In my previous blog post, I made known my plans of representing aspects of Nzulezo people’s history in digital format, precisely in an interactive web map, using resourcing like Mapbox and Leaflet. The people of Nzulezo are a community of Ghanaians who live in the middle of the Amanzule River in southwestern Ghana. My ongoing dissertation research investigates this community’s social and environmental history, addressing why the Nzulezo people elected to live on water and how their history helps broaden our understanding of human relationships with the physical environment (water). Please see the Nzulezo community below: the image was obtained (with permission) from the Nzulezo Facebook Group page, 2018.

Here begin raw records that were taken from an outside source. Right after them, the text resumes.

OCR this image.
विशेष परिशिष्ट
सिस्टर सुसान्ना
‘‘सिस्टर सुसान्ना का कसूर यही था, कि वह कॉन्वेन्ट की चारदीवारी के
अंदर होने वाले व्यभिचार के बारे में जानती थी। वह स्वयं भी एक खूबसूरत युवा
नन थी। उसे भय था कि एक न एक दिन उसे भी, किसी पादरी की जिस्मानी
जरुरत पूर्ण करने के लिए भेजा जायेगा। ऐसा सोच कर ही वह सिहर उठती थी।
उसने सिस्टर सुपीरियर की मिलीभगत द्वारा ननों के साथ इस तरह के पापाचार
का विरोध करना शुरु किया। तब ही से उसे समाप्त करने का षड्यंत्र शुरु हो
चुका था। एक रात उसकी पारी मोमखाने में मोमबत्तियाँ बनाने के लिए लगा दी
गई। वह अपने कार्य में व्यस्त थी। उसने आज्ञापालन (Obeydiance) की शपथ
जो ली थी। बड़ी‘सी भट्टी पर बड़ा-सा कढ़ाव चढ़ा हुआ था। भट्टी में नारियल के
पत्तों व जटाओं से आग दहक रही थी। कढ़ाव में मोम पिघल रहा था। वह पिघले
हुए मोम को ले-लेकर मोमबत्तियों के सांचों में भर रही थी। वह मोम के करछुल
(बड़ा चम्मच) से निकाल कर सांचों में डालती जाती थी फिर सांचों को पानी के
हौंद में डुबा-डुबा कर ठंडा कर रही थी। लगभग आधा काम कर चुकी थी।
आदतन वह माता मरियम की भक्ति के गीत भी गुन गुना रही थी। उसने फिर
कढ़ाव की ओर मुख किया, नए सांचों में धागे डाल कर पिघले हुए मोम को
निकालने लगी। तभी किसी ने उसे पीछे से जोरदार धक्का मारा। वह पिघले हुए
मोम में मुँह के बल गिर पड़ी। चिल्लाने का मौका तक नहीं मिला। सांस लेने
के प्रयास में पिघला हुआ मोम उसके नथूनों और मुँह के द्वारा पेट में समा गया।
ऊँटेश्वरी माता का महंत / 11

This week, I have been thinking critically about specific aspects of the Nzulezo people’s past that I would like to digitize. I am more drawn to the people’s origin and migration history. Nzulezo’s oral tradition relates that the community’s ancestors emigrated from an undetermined town in the Mande world (Middle Niger) in West Africa, probably during the declining years of the Old Mali Kingdom—c. 1660s–1670s. It is explained that the people’s journey was primarily provoked by continuous warfare and political instability in the Old Mali Kingdom. Indeed, by the mid-seventeenth century, Old Mali had been destabilized by civil insurrections and attacks from external enemies, particularly King Suni Ali’s Songhai army. In search of security and a better livelihood, the Nzulezo ancestors fled the declining Mali Kingdom, trekking southward to the Akan hinterlands where local groups such as the Bono, Dumpo, and Asante resided. It must be noted that during this period (mid-seventeenth century onward), the Akan people of the Gold Coast interior (i.e., Ghana) and Malinka groups, especially the Dyula, had been actively engaged in gold and kola trade. Major pre-colonial towns lay at the ecotone of the Akan forest region and the Mande world, where significant trading occurred, included Begho, Hani, Techiman, and Wenchi. The people of Nzulezo explain that their forebears sojourned in Wenchi and Techiman for a long time before moving further south to their present location in Appolonia (currently called Western Nzema).
Nzulezo ancestors’ presence in Wenchi and Techiman and, later, in Appolonia positions Nzulezo in the historiography of the pre-colonial Akan-Mande interactions. Significantly, it helps to connect the Nzulezo people’s origin and migratory stops from the Middle Niger to Wenchi, Techiman, and Appolonia. The map below, excerpted from Ivor Wilks’ “The Northern Factor in Ashanti History” (1961), demonstrates roughly the Nzulezo people’s odyssey from the Middle Niger to their present location. The people journeyed from a yet-to-be-determined town in the Middle Niger, heading south to the Akan forest region and later to Appolonia.
The reasons and conditions for the Nzulezo people’s continuous movements are a debate for another time. However, I would like to represent this history on an interactive web map, showing the various regions where the people traversed and sojourned. I also plan to enclose short histories of the territories and peoples that the Nzulezo ancestors encountered on their journey. I believe this project will give Nzulezo’s past a digital presence and contribute significantly to the critical study of pre-colonial human movements in West Africa. It will also help contextual the pre-nineteenth-century flows of culture, religion (Islam), technology, and trade between the Akan peoples of present-day Ghana and the Mandinka of West Africa’s savannah belt.
I look forward to how this project will unfold, and I will be sure to discuss the methods and resources I will use in subsequent blog posts.